But Wandrei is most remembered as being a cofounder of the publisher Arkham House. After corresponding with and meeting H.P. Lovecraft, he partnered with the Wisconsinite August Derleth to publish and promote Lovecraft’s work after his death in 1937. However, unlike Derleth’s repetitive and boring “Cthulhu Mythos” pastiches, Wandrei’s work is rather more original and idiosyncratic. His stories actually share little with Lovecraft’s writing stylistically and he definitely does not, in contrast to Derleth, attempt to imitate his style. On the other hand, for the modern reader anyway, that is not say that any of the stories are very interesting.

The collection does get stronger as is goes on, arranged by date written, but the stories generally have a very vintage, familiar old school pulp sci-fi feeling, leaving the reader the feeling they’ve seen it before somewhere, like maybe on the Twilight Zone. A few, particularly his prose poems and dream stories, dwell on rather interminable surreal impressions, and don’t really go anywhere. There are some definite motifs that Wandrei has a liking for and returns to often, including alien beings composed of pure energy, people regressing into past times, self-dividing blob monsters, and exotic locations bringing about strange body horrors. The latter, of course, are no better in terms of its depiction of non-American cultures than one can expect from early twentieth century pulp, so not great, although not as bad as Lovecraft. In fact, there is a definite strain of misanthropy that runs through many of the tales, but one that feels less cosmic or impactful. All in all, few of the stories are really all that inspiring, if you are not as automatically drawn in by Minnesota settings as I am. In the end, I wouldn’t really recommend going out of your way to track down any of these old pieces.

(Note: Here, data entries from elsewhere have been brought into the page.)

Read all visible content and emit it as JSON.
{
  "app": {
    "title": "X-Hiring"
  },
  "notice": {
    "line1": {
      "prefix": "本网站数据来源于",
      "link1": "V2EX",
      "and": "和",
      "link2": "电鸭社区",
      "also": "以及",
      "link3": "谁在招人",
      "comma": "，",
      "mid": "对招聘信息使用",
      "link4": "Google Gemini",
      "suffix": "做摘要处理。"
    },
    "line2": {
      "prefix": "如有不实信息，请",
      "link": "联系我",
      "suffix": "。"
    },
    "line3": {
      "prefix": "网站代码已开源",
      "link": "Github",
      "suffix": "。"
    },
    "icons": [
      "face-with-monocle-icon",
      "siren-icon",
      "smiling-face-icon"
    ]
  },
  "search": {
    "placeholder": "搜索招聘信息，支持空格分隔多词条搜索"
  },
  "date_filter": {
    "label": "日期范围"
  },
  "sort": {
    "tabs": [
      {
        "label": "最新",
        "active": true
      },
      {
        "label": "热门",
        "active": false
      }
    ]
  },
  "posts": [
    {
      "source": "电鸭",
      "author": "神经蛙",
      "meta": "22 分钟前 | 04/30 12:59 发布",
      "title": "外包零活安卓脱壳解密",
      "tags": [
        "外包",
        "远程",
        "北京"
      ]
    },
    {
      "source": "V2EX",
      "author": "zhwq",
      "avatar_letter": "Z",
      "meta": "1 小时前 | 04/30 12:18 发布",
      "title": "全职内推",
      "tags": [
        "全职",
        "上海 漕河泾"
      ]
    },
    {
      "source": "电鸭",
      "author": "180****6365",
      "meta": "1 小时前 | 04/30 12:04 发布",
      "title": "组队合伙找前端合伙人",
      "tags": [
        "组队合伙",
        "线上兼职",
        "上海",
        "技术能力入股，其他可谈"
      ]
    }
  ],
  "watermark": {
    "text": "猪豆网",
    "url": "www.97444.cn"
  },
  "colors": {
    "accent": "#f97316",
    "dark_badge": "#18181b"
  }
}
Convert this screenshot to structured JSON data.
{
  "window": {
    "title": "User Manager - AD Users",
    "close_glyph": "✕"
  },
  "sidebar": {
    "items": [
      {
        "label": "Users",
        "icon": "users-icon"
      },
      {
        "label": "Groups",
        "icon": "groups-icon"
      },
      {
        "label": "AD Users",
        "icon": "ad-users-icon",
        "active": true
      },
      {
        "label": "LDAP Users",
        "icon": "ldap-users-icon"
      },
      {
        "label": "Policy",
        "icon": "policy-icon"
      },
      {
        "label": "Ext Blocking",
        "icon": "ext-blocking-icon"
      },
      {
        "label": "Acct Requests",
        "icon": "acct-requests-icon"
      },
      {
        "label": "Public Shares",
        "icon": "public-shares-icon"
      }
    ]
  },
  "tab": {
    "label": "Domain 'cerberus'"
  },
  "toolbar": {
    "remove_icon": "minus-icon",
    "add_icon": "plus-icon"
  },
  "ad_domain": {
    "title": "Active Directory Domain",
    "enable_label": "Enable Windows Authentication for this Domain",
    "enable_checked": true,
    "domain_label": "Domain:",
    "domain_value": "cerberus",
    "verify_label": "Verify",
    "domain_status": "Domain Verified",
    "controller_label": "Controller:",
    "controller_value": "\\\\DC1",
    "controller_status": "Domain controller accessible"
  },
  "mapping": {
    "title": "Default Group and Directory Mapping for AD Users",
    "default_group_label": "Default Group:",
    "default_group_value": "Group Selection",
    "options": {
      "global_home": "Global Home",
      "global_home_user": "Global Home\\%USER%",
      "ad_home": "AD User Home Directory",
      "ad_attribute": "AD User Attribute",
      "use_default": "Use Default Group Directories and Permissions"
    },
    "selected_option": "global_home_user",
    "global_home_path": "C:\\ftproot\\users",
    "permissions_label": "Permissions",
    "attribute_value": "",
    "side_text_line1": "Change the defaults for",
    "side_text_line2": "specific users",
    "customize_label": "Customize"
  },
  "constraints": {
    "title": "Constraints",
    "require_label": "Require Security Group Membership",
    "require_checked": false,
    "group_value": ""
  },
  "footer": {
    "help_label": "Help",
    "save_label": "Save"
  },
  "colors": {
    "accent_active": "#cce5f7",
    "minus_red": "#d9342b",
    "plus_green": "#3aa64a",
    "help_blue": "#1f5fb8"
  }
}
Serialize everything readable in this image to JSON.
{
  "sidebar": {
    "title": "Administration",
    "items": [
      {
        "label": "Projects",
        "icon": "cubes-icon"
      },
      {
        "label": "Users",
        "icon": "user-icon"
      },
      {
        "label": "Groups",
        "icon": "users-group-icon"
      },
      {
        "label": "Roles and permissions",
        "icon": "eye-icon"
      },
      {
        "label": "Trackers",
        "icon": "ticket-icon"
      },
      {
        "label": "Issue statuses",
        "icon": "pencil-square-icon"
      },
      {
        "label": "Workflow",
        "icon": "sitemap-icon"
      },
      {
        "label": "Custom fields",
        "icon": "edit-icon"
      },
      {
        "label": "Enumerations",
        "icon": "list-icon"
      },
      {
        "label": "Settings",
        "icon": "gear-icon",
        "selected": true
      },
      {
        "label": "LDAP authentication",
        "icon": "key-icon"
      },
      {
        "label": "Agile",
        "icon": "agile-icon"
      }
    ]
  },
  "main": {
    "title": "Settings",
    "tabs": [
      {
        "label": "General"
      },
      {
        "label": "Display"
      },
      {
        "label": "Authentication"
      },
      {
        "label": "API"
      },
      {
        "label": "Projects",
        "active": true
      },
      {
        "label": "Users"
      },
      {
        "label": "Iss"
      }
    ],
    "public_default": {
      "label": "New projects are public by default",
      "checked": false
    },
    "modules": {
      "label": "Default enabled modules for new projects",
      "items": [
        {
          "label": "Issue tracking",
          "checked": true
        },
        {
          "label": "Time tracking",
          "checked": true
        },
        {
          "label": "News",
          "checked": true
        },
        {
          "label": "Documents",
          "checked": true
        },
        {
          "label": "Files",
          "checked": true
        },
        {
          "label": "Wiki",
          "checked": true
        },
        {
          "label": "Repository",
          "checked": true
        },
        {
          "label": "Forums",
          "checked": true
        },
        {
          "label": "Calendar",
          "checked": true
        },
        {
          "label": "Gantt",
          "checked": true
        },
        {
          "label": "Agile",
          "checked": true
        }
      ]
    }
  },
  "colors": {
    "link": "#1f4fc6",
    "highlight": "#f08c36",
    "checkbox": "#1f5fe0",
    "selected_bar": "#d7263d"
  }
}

Finally, the most interesting part of the collection is the introduction by Wandrei’s neighbor, and the later biographical sketches of Wandrei, discussing his connections to various Twin Cities institutions, his contentious relationship with Arkham House, and his eccentric and prickly personality. These are much more intriguing to me, in getting a better picture of an interesting local character who helped to shape today’s science fiction, fantasy, and horror literary landscape.